Seven
years ago, Mike Bloomberg co-founded Mayors Against Illegal Guns, which grew
from 15 to 1,000 mayors in 46 states, including Republicans, Democrats, and
Independents around the country.
When
he completes a dozen admirable years of managing the nation’s largest unruly
city, Bloomberg at 71, the seventh richest American, can cap his business and
political career by not only pursuing that political and public-relations fight
against deadly weapons but opening a second front against gun madness by
funding and fronting an effort to reverse perversion of the Second Amendment by
George W. Bush’s Supreme Court.
In
the face of NRA insanity, Congress and the public forget it was only five years
ago in 2008 that Antonin Scalia’s deciding vote turned the Second Amendment on
its head, ending almost a century of legal interpretation that the “right to
bear arms” was not meant for individuals.
Since
then, no one has challenged that radical revision of the Constitution. Even
Barack Obama, in feeble and futile efforts to limit rampant gun ownership, has
accepted that view.
Why
should a bleeding nation wait for more changes in the Court to keep challenging
that decision and the helplessness it has produced to stem the damage?
Even
in 2008, Scalia himself showed some restraint: “Nothing in our opinion should
be taken to cast doubt on longstanding prohibitions on the possession of
firearms by felons and the mentally ill, or laws forbidding the carrying of
firearms in sensitive places such as schools and government buildings, or laws
imposing conditions and qualifications on the commercial sale of arms.”
Bloomberg
is no lawyer but, with the means and determination to make a real change, he can
fund a constant stream of cases aimed at forcing the Court to rethink and
either reaffirm or revise that five-year old catastrophe.
This
is one overriding issue on which not to “kill all the lawyers” but use them to
stop all the killing.
3 comments:
Doesn't make any sense to call something radical when a majority of the country agrees with the perspective.

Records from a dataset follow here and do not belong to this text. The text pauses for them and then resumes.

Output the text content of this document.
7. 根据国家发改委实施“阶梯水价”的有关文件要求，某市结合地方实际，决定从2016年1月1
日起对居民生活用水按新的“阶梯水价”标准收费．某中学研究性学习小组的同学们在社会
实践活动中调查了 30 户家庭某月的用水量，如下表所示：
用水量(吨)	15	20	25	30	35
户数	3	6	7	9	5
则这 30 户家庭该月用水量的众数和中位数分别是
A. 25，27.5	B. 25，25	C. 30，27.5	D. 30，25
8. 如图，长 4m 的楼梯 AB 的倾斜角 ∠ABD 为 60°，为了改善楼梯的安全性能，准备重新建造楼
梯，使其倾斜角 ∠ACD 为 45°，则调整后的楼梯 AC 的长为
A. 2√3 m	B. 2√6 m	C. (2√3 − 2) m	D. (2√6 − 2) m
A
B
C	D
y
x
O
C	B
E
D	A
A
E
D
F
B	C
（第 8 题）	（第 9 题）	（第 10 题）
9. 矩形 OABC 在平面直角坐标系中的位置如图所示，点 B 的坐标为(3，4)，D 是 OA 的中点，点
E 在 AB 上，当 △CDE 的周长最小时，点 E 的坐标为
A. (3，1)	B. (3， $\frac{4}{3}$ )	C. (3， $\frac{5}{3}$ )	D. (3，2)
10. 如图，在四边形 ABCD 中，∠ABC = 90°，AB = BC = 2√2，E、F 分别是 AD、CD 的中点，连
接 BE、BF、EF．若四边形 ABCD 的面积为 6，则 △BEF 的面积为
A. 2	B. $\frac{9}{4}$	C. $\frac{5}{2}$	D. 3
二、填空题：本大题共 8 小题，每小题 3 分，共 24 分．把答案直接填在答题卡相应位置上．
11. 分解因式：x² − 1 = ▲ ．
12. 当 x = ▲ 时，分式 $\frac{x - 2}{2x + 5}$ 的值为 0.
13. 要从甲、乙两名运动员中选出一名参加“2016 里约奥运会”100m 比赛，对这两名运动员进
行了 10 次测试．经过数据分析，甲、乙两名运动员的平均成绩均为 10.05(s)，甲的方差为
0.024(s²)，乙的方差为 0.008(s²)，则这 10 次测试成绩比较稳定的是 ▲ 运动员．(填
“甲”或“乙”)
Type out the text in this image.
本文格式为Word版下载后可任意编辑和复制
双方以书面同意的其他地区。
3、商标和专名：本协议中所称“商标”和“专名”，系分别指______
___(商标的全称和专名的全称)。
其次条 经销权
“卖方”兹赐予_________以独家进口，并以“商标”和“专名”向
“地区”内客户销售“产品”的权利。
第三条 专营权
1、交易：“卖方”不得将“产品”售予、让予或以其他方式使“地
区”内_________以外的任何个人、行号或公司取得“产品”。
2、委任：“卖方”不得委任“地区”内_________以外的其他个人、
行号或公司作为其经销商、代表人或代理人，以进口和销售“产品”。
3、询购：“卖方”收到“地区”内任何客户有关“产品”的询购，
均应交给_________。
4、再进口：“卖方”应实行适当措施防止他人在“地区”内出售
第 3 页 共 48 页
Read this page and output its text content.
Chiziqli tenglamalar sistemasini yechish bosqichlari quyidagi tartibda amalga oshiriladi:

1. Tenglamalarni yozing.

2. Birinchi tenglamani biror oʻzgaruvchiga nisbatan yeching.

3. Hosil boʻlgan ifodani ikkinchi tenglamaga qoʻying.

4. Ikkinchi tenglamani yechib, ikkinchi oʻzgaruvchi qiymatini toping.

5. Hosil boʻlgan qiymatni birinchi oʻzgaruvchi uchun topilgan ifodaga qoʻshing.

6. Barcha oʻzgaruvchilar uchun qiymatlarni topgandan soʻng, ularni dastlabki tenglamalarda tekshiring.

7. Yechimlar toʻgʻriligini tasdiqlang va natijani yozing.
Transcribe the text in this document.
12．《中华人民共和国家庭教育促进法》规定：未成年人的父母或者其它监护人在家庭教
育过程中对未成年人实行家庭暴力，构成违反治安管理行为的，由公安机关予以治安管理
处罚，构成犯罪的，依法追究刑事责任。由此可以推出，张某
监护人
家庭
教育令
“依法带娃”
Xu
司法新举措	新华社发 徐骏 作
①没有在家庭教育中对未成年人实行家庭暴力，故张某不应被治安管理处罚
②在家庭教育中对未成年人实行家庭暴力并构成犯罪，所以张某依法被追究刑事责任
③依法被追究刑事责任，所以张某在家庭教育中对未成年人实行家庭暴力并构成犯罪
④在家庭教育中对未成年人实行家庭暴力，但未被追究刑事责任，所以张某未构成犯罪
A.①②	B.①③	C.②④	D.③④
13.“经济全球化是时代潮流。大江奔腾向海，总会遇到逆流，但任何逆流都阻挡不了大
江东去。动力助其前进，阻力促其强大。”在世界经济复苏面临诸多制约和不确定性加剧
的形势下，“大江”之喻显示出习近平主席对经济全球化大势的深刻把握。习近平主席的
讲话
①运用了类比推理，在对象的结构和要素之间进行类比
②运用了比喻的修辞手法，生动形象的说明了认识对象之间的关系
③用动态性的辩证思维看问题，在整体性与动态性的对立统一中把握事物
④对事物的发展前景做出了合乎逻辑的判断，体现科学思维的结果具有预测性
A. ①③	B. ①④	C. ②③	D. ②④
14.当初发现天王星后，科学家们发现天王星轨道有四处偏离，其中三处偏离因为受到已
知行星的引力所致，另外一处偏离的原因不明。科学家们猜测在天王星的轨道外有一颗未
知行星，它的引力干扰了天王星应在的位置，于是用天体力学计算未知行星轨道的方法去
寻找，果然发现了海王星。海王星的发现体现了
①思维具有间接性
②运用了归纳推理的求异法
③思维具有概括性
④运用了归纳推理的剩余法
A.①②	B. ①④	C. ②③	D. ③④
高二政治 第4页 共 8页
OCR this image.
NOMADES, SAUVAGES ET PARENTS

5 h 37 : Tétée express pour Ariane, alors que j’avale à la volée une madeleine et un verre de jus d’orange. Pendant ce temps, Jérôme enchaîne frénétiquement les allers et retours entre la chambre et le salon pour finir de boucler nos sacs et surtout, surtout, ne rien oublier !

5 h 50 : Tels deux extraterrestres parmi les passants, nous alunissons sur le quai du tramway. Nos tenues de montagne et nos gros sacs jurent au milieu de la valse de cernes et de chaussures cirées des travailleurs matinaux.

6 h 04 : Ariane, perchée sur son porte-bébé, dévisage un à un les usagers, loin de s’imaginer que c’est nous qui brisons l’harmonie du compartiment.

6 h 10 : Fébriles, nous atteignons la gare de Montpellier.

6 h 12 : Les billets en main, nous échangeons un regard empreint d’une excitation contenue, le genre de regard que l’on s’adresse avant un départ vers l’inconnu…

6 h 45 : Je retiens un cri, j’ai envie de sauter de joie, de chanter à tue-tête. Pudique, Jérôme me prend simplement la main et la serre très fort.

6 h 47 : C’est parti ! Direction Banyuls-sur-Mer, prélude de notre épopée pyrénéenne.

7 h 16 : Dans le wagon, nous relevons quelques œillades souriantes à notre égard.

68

Namely, there is nothing radical about saying that the right to bear arms is an individual one - especially given that it's in the Bill of Rights, a document that protects individuals from government overstep.
You are just upset that the vast majority of Americans view antigun ideology as the lunatic fringe.
People keep blaming the NRA and the "gun lobby." Such people don't realize that the majority of Americans support an individual's right to bear arms. Who do you think funds the NRA, the multi-national billion dollar fortune 100 gun corporations? Oh wait...there is no such thing. Most gun manufacturers are struggling to make a profit. The NRA and other "gun lobby" groups are one of the only, if not the only, lobbies funded by the American people. Get with the times, you radical lunatic.